When the USGA announced that it was bringing the 2022 U.S. Senior Women’s Amateur Championship to Alaska, a USGA champion in Alabama was literally doing cartwheels.
The news that the country’s 49th state would host its first national championship completes the circle in that each state in the U.S. will have hosted at least one championship (Alaska joins six states – as well as the District of Columbia and Puerto Rico – with exactly one apiece).
For Kathy Hartwiger, this championship is less about checking a box than about returning to her roots in the game.
As the daughter of a lieutenant colonel in the U.S. Army, Hartwiger moved every two years of her childhood to a different state and military base. It was in Fairbanks, Alaska, as a teenager that she fell in love with a game that has since brought so much joy to her life.
She returns this week to the Final Frontier to compete in the history-making 60th U.S. Senior Women’s Amateur Championship at Anchorage Golf Course, and also to visit with her older brother, Shaun, who still lives in Fairbanks.
“It’s unbelievable,” said Hartwiger, the 2002 U.S. Women’s Mid-Amateur champion, who will be competing in her 24th USGA championship. “I am so excited they are having the Women’s Senior there.”
Hartwiger’s introduction to golf came at an early age. Her mom, Ginger Ahern, was an excellent player who captured three consecutive Alaska Women’s Amateur titles from 1983-85, and her father, Michael (Bill) Ahern, also enjoyed the game. For a time, however, the game didn’t move fast enough for Kathy’s liking.
Everything changed when her father was stationed at Fort Wainwright in Fairbanks. Her sports of choice were volleyball and tennis, but the local high school didn’t have a tennis team. Her volleyball coach, Steve Lackey, a scratch golfer who went on to qualify for the 1993 U.S. Senior Open, suggested she take up the game.

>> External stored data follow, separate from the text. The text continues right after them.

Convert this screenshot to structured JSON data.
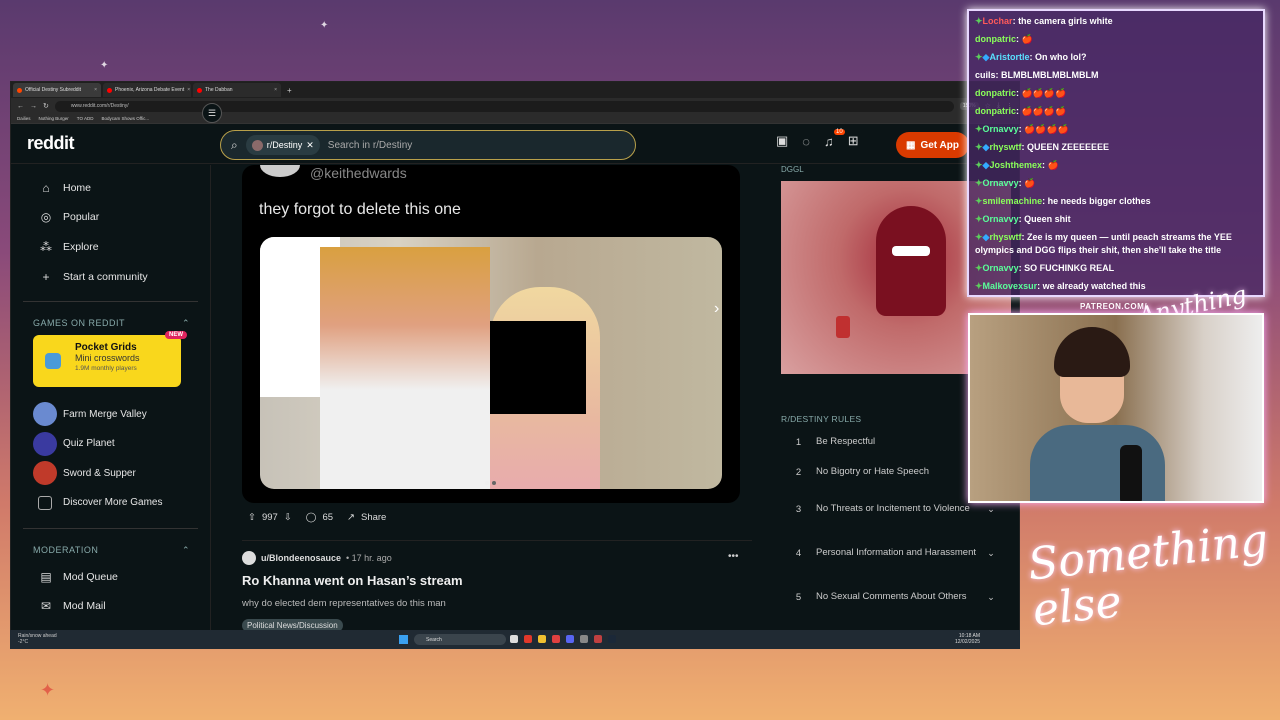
{
  "browser": {
    "tabs": [
      {
        "label": "Official Destiny Subreddit",
        "active": true
      },
      {
        "label": "Phoenix, Arizona Debate Event",
        "active": false
      },
      {
        "label": "The Dabban",
        "active": false
      }
    ],
    "url": "www.reddit.com/r/Destiny/",
    "zoom": "150%",
    "bookmarks": [
      "Dailies",
      "Nothing Burger",
      "TO ADD",
      "Bodycam Shows Offic..."
    ]
  },
  "reddit": {
    "logo": "reddit",
    "search": {
      "chip": "r/Destiny",
      "placeholder": "Search in r/Destiny"
    },
    "notif_count": "10",
    "get_app": "Get App",
    "nav": [
      {
        "label": "Home",
        "icon": "home-icon"
      },
      {
        "label": "Popular",
        "icon": "popular-icon"
      },
      {
        "label": "Explore",
        "icon": "explore-icon"
      },
      {
        "label": "Start a community",
        "icon": "plus-icon"
      }
    ],
    "games_section": "GAMES ON REDDIT",
    "pocket": {
      "title": "Pocket Grids",
      "subtitle": "Mini crosswords",
      "meta": "1.9M monthly players",
      "badge": "NEW"
    },
    "games": [
      {
        "label": "Farm Merge Valley",
        "color": "#6a8ad0"
      },
      {
        "label": "Quiz Planet",
        "color": "#3a3aa0"
      },
      {
        "label": "Sword & Supper",
        "color": "#c03a2a"
      },
      {
        "label": "Discover More Games",
        "color": "#0b1416"
      }
    ],
    "moderation_section": "MODERATION",
    "mod": [
      {
        "label": "Mod Queue",
        "icon": "mod-queue-icon"
      },
      {
        "label": "Mod Mail",
        "icon": "mail-icon"
      }
    ],
    "post": {
      "handle": "@keithedwards",
      "text": "they forgot to delete this one",
      "votes": "997",
      "comments": "65",
      "share": "Share"
    },
    "post2": {
      "user": "u/Blondeenosauce",
      "time": "• 17 hr. ago",
      "title": "Ro Khanna went on Hasan’s stream",
      "body": "why do elected dem representatives do this man",
      "flair": "Political News/Discussion"
    },
    "right": {
      "widget_label": "DGGL",
      "rules_title": "R/DESTINY RULES",
      "rules": [
        {
          "n": "1",
          "text": "Be Respectful",
          "chevron": false
        },
        {
          "n": "2",
          "text": "No Bigotry or Hate Speech",
          "chevron": false
        },
        {
          "n": "3",
          "text": "No Threats or Incitement to Violence",
          "chevron": true
        },
        {
          "n": "4",
          "text": "Personal Information and Harassment",
          "chevron": true
        },
        {
          "n": "5",
          "text": "No Sexual Comments About Others",
          "chevron": true
        }
      ]
    }
  },
  "taskbar": {
    "weather": "Rain/snow ahead",
    "temp": "-2°C",
    "search": "Search",
    "time": "10:18 AM",
    "date": "12/02/2025"
  },
  "chat": [
    {
      "user": "Lochar",
      "color": "#ff5a5a",
      "text": "the camera girls white",
      "badge": "g"
    },
    {
      "user": "donpatric",
      "color": "#8aff5a",
      "text": "🍎",
      "badge": ""
    },
    {
      "user": "Aristortle",
      "color": "#5ae0ff",
      "text": "On who lol?",
      "badge": "gb"
    },
    {
      "user": "cuils",
      "color": "#ffffff",
      "text": "BLMBLMBLMBLMBLM",
      "badge": ""
    },
    {
      "user": "donpatric",
      "color": "#8aff5a",
      "text": "🍎🍎🍎🍎",
      "badge": ""
    },
    {
      "user": "donpatric",
      "color": "#8aff5a",
      "text": "🍎🍎🍎🍎",
      "badge": ""
    },
    {
      "user": "Ornavvy",
      "color": "#5aff9a",
      "text": "🍎🍎🍎🍎",
      "badge": "g"
    },
    {
      "user": "rhyswtf",
      "color": "#8aff5a",
      "text": "QUEEN ZEEEEEEE",
      "badge": "gb"
    },
    {
      "user": "Joshthemex",
      "color": "#8aff5a",
      "text": "🍎",
      "badge": "gb"
    },
    {
      "user": "Ornavvy",
      "color": "#5aff9a",
      "text": "🍎",
      "badge": "g"
    },
    {
      "user": "smilemachine",
      "color": "#8aff5a",
      "text": "he needs bigger clothes",
      "badge": "g"
    },
    {
      "user": "Ornavvy",
      "color": "#5aff9a",
      "text": "Queen shit",
      "badge": "g"
    },
    {
      "user": "rhyswtf",
      "color": "#8aff5a",
      "text": "Zee is my queen — until peach streams the YEE olympics and DGG flips their shit, then she'll take the title",
      "badge": "gb"
    },
    {
      "user": "Ornavvy",
      "color": "#5aff9a",
      "text": "SO FUCHINKG REAL",
      "badge": "g"
    },
    {
      "user": "Malkovexsur",
      "color": "#5aff9a",
      "text": "we already watched this",
      "badge": "g"
    }
  ],
  "overlay": {
    "patreon": "PATREON.COM/",
    "brand_top": "Anything else?",
    "brand_bottom": "Something else"
  }
}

Not long after, a friend bet Hartwiger that she couldn’t break 60 on the army base’s nine-hole golf course. The competitive Hartwiger took him up on it and easily won the wager. Now smitten with the game, Hartwiger went to work on getting better. She even recorded the first of her six career holes-in-one there while playing with her mother.
Despite the state’s short three-month golf season and less-than-ideal conditions (one local course had sand greens), she could play and practice all day and night in the height of the summer. Whenever friends or relatives came to visit, midnight golf was always on the agenda.
Just one summer after she started and a month after high school graduation, Hartwiger was competing in the Alaska Women’s Amateur. After an early round defeat left her in tears, her father consoled her by saying, “Most people are too afraid to feel like you are feeling right now, so they don’t even enter these [events].”
Those words meant everything to the fledgling golfer. About a month later, she successfully walked on to the women’s golf team at the University of Iowa, transferring to the College of William & Mary after one year. Hartwiger went on to meet her future husband, Chris, a longtime USGA Green Section agronomist and the director of its Course Consulting Service, at the Williamsburg, Va., school.
Hartwiger went on to become one of the country’s top mid-amateurs, capturing the 2002 U.S. Women’s Mid-Amateur over seven-time USGA champion Ellen Port at Eugene (Ore.) Country Club. She is one of two players (along with Lara Tennant, who did in 2021) to defeat Port in a USGA final. Hartwiger, a recently retired middle school guidance counselor, took an eight-year hiatus from USGA competitions to spend more time with her family, which includes daughter Erin and son Ben. Now that Erin has graduated from college and Ben is nearly done at Texas A&M, Hartwiger has increased her competitive schedule.
In 2019 she played in the U.S. Senior Women’s Amateur at Cedar Rapids Country Club in her native state of Iowa. That event gave her an opportunity to see family and be with her ailing mother, who was in the Mayo Clinic 2½ hours away. Last year, she advanced to the quarterfinals at The Lakewood Club in her adopted home state of Alabama with husband Chris on the bag. He will caddie for her again this year.
Now Hartwiger, who helped Alabama win the 1997 USGA Women’s State Team title, gets a third consecutive “homecoming” in Alaska. She will stay in Anchorage with Sue Gatewood, a longtime friend of her late mother. She will also reunite with Jaime Berge, a volunteer Rules official from Alaska who often competed against her in Alaska in the mid-1980s.
“It’s surreal,” said Hartwiger about the trip. “Lots of great memories.”
As for playing golf in the 49th state, Hartwiger noted, “Bring the bug spray. And it’s going to be cold, especially for those of us from the South. It’s going to be adventure, and that’s the way I am looking at it.”